As the car becomes more connected, it faces security vulnerabilities, and although recognizing them is a start, the industry must be working on preventative solutions that can evolve with increasing challenges, according to Dr. Tao Zhang, Chief Scientist for Cisco Connected, at Cisco Systems.
Even at this early stage for the connected car, it is vulnerable to malware from public clouds, automakers, and other private clouds, such as businesses with which the motorist may be dealing. This may be less of an issue with simple browsing, as for weather reports. However, the OBD II connector under the dashboard is presently one of the input devices providing the greatest risk, Zhang said. At one time it was strictly a hard-wired connection from a scan tool, but today it accepts WiFi signals for convenience features as door-unlock plus remote diagnostics by car makers or even some aftermarket service information providers. Because OBD gets deep into all functional systems, the car is exposed.

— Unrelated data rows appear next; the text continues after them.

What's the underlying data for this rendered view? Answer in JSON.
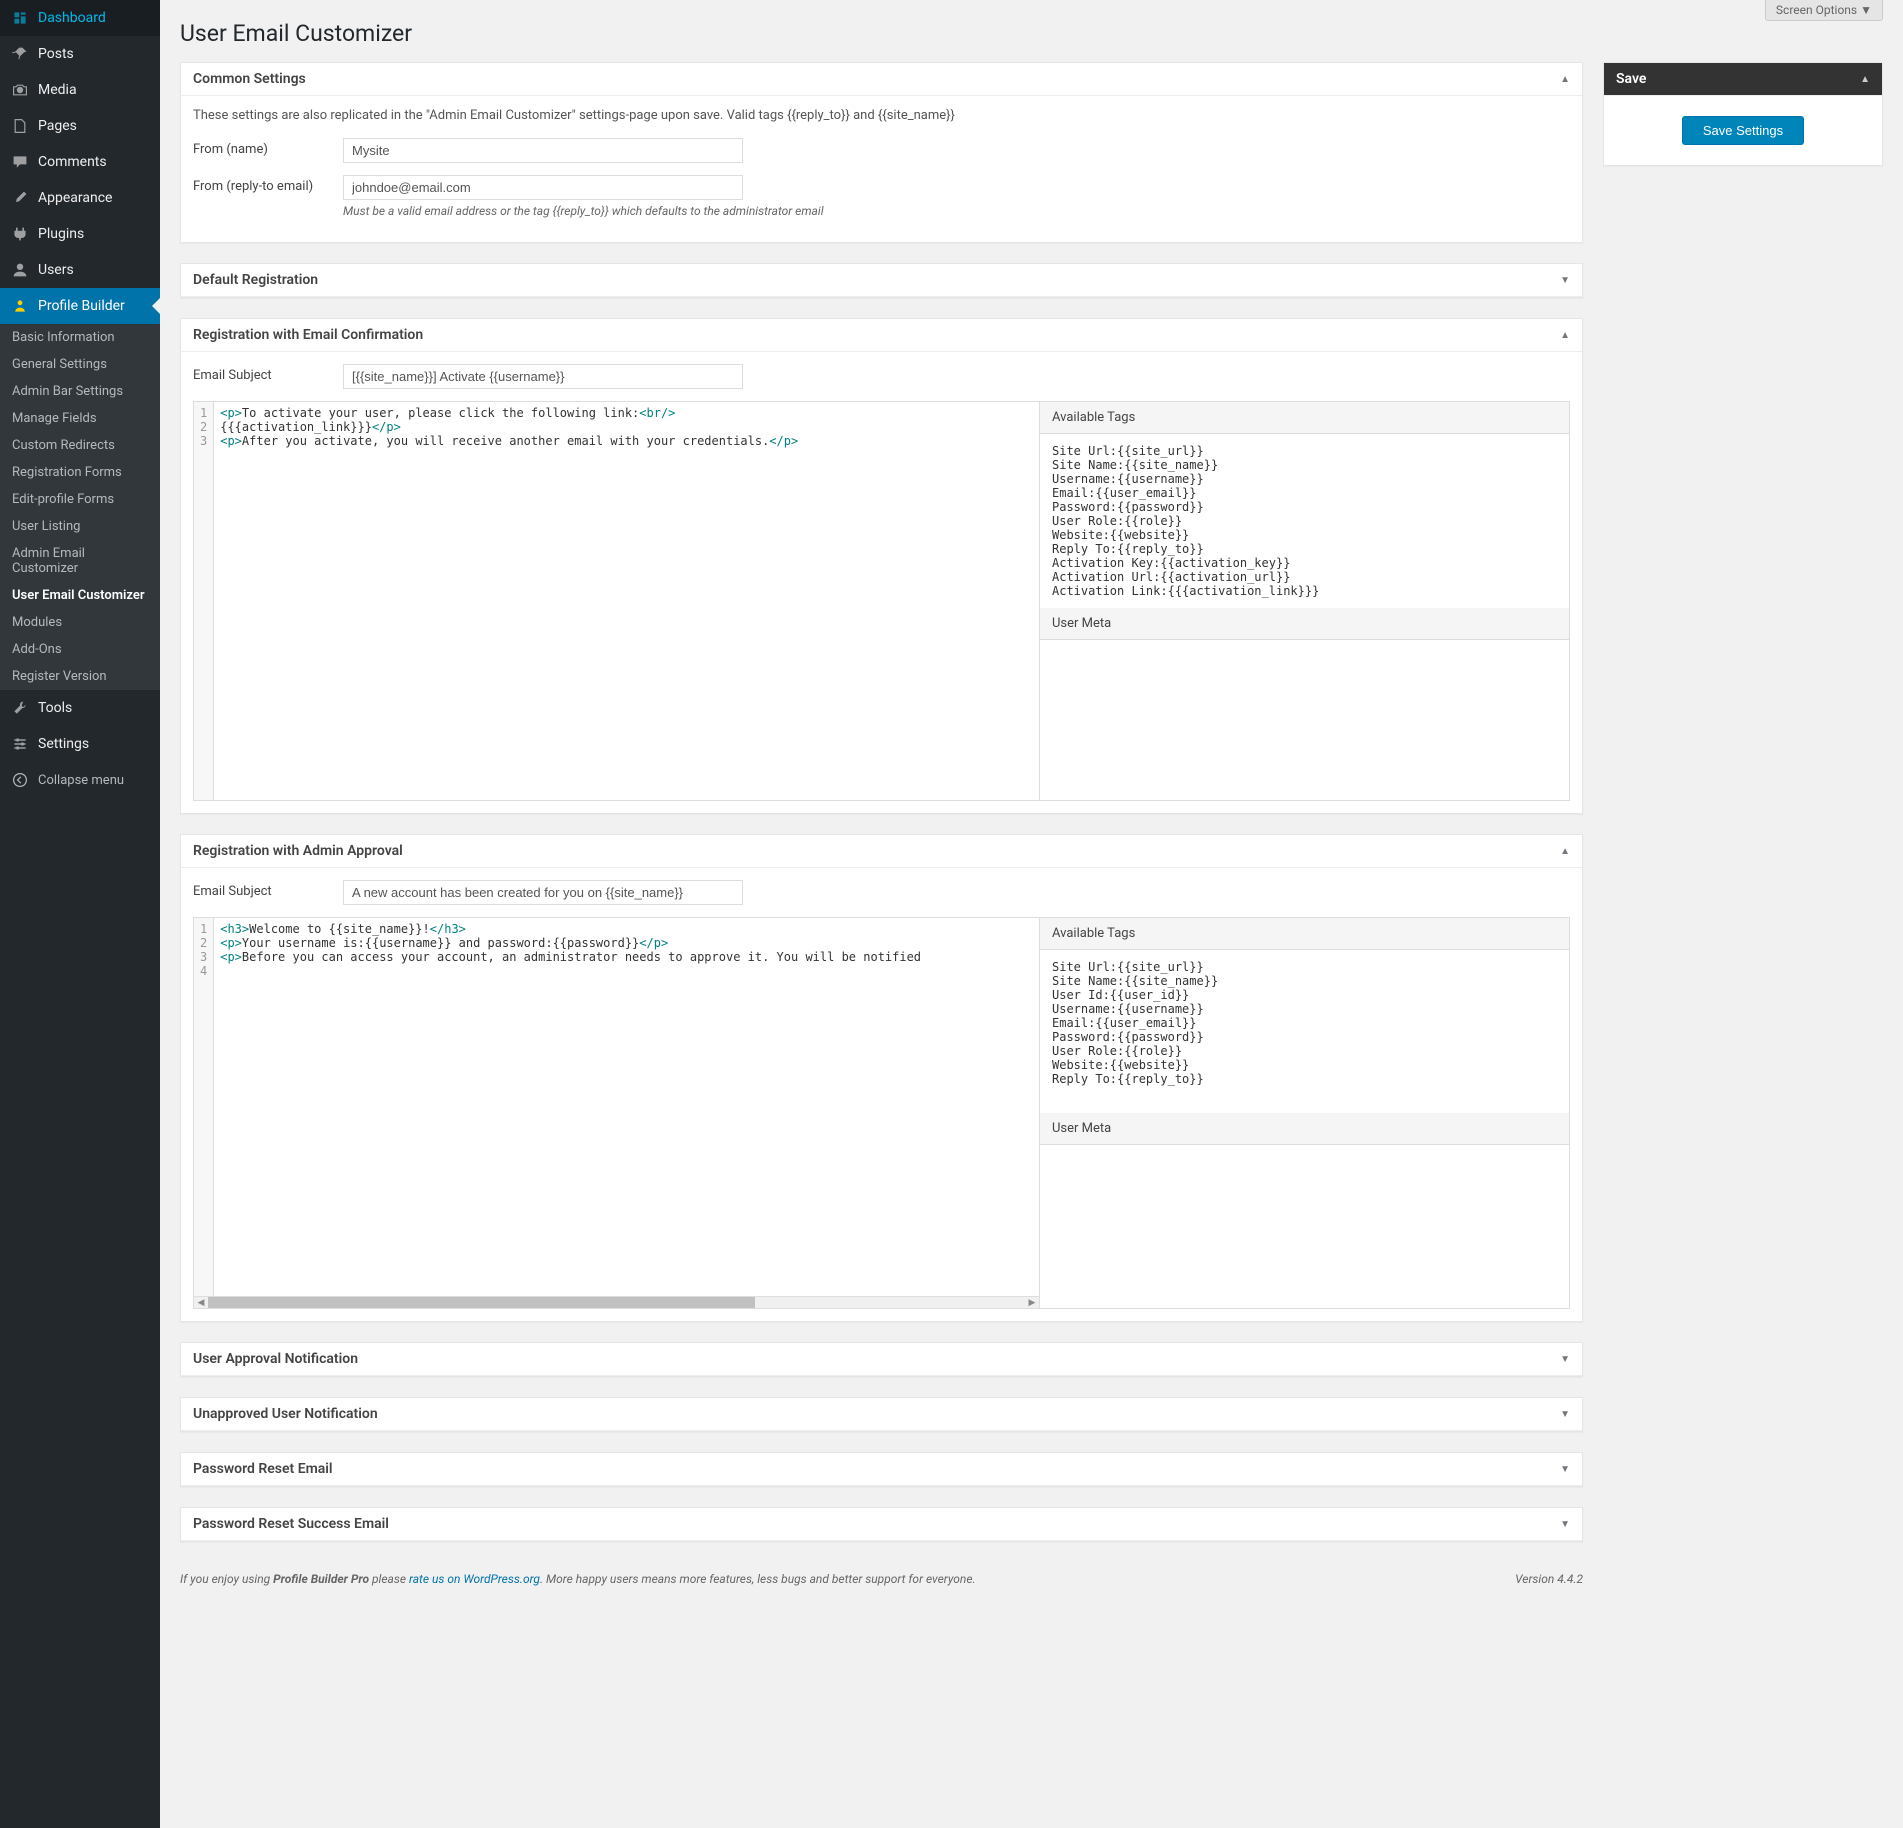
{
  "screen_options": "Screen Options",
  "page_title": "User Email Customizer",
  "sidebar": {
    "items": [
      {
        "label": "Dashboard"
      },
      {
        "label": "Posts"
      },
      {
        "label": "Media"
      },
      {
        "label": "Pages"
      },
      {
        "label": "Comments"
      },
      {
        "label": "Appearance"
      },
      {
        "label": "Plugins"
      },
      {
        "label": "Users"
      },
      {
        "label": "Profile Builder"
      },
      {
        "label": "Tools"
      },
      {
        "label": "Settings"
      }
    ],
    "collapse": "Collapse menu",
    "submenu": [
      "Basic Information",
      "General Settings",
      "Admin Bar Settings",
      "Manage Fields",
      "Custom Redirects",
      "Registration Forms",
      "Edit-profile Forms",
      "User Listing",
      "Admin Email Customizer",
      "User Email Customizer",
      "Modules",
      "Add-Ons",
      "Register Version"
    ]
  },
  "common": {
    "title": "Common Settings",
    "desc": "These settings are also replicated in the \"Admin Email Customizer\" settings-page upon save. Valid tags {{reply_to}} and {{site_name}}",
    "from_name_label": "From (name)",
    "from_name_value": "Mysite",
    "from_email_label": "From (reply-to email)",
    "from_email_value": "johndoe@email.com",
    "from_email_help": "Must be a valid email address or the tag {{reply_to}} which defaults to the administrator email"
  },
  "default_reg": {
    "title": "Default Registration"
  },
  "email_conf": {
    "title": "Registration with Email Confirmation",
    "subject_label": "Email Subject",
    "subject_value": "[{{site_name}}] Activate {{username}}",
    "code_lines": [
      {
        "n": 1,
        "html": "<span class='tag'>&lt;p&gt;</span><span class='text'>To activate your user, please click the following link:</span><span class='tag'>&lt;br/&gt;</span>"
      },
      {
        "n": 2,
        "html": "<span class='text'>{{{activation_link}}}</span><span class='tag'>&lt;/p&gt;</span>"
      },
      {
        "n": 3,
        "html": "<span class='tag'>&lt;p&gt;</span><span class='text'>After you activate, you will receive another email with your credentials.</span><span class='tag'>&lt;/p&gt;</span>"
      }
    ],
    "tags_header": "Available Tags",
    "tags": "Site Url:{{site_url}}\nSite Name:{{site_name}}\nUsername:{{username}}\nEmail:{{user_email}}\nPassword:{{password}}\nUser Role:{{role}}\nWebsite:{{website}}\nReply To:{{reply_to}}\nActivation Key:{{activation_key}}\nActivation Url:{{activation_url}}\nActivation Link:{{{activation_link}}}",
    "usermeta_header": "User Meta"
  },
  "admin_approval": {
    "title": "Registration with Admin Approval",
    "subject_label": "Email Subject",
    "subject_value": "A new account has been created for you on {{site_name}}",
    "code_lines": [
      {
        "n": 1,
        "html": "<span class='tag'>&lt;h3&gt;</span><span class='text'>Welcome to {{site_name}}!</span><span class='tag'>&lt;/h3&gt;</span>"
      },
      {
        "n": 2,
        "html": "<span class='tag'>&lt;p&gt;</span><span class='text'>Your username is:{{username}} and password:{{password}}</span><span class='tag'>&lt;/p&gt;</span>"
      },
      {
        "n": 3,
        "html": "<span class='tag'>&lt;p&gt;</span><span class='text'>Before you can access your account, an administrator needs to approve it. You will be notified</span>"
      },
      {
        "n": 4,
        "html": ""
      }
    ],
    "tags_header": "Available Tags",
    "tags": "Site Url:{{site_url}}\nSite Name:{{site_name}}\nUser Id:{{user_id}}\nUsername:{{username}}\nEmail:{{user_email}}\nPassword:{{password}}\nUser Role:{{role}}\nWebsite:{{website}}\nReply To:{{reply_to}}",
    "usermeta_header": "User Meta"
  },
  "closed_boxes": [
    "User Approval Notification",
    "Unapproved User Notification",
    "Password Reset Email",
    "Password Reset Success Email"
  ],
  "save": {
    "title": "Save",
    "button": "Save Settings"
  },
  "footer": {
    "prefix": "If you enjoy using ",
    "product": "Profile Builder Pro",
    "mid": " please ",
    "link": "rate us on WordPress.org",
    "suffix": ". More happy users means more features, less bugs and better support for everyone.",
    "version": "Version 4.4.2"
  }
}
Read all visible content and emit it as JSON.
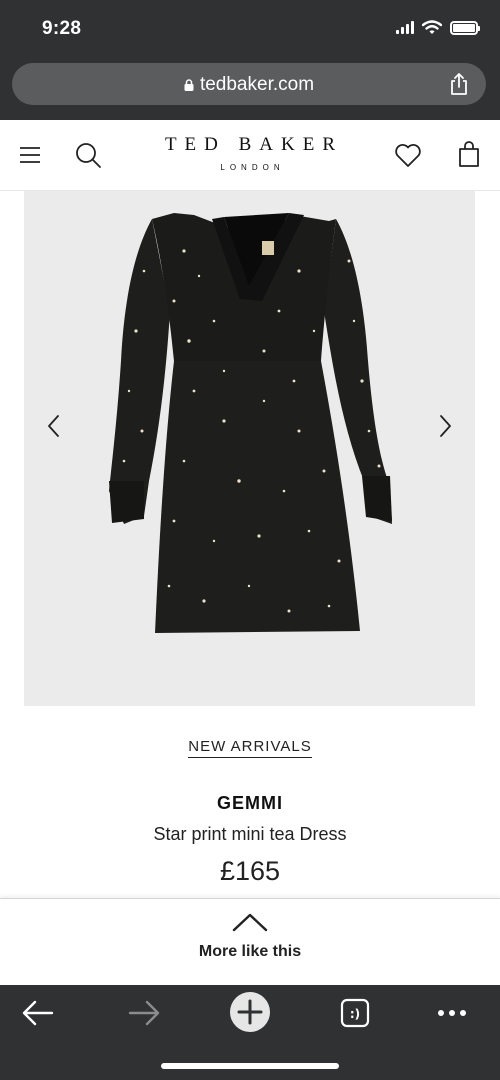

The CAN bus has just basic integrity checking, no real security, Zhang said, because the messages are short and making them longer would slow down the network. The “rolling codes” to protect door-lock systems may seem secure, but they are not nearly as random as people think and can be penetrated, he added.
A related issue is the move to remotely reprogram computers, for if the car makers can do it, so could hackers, and their changes would not be good for the car or the driver.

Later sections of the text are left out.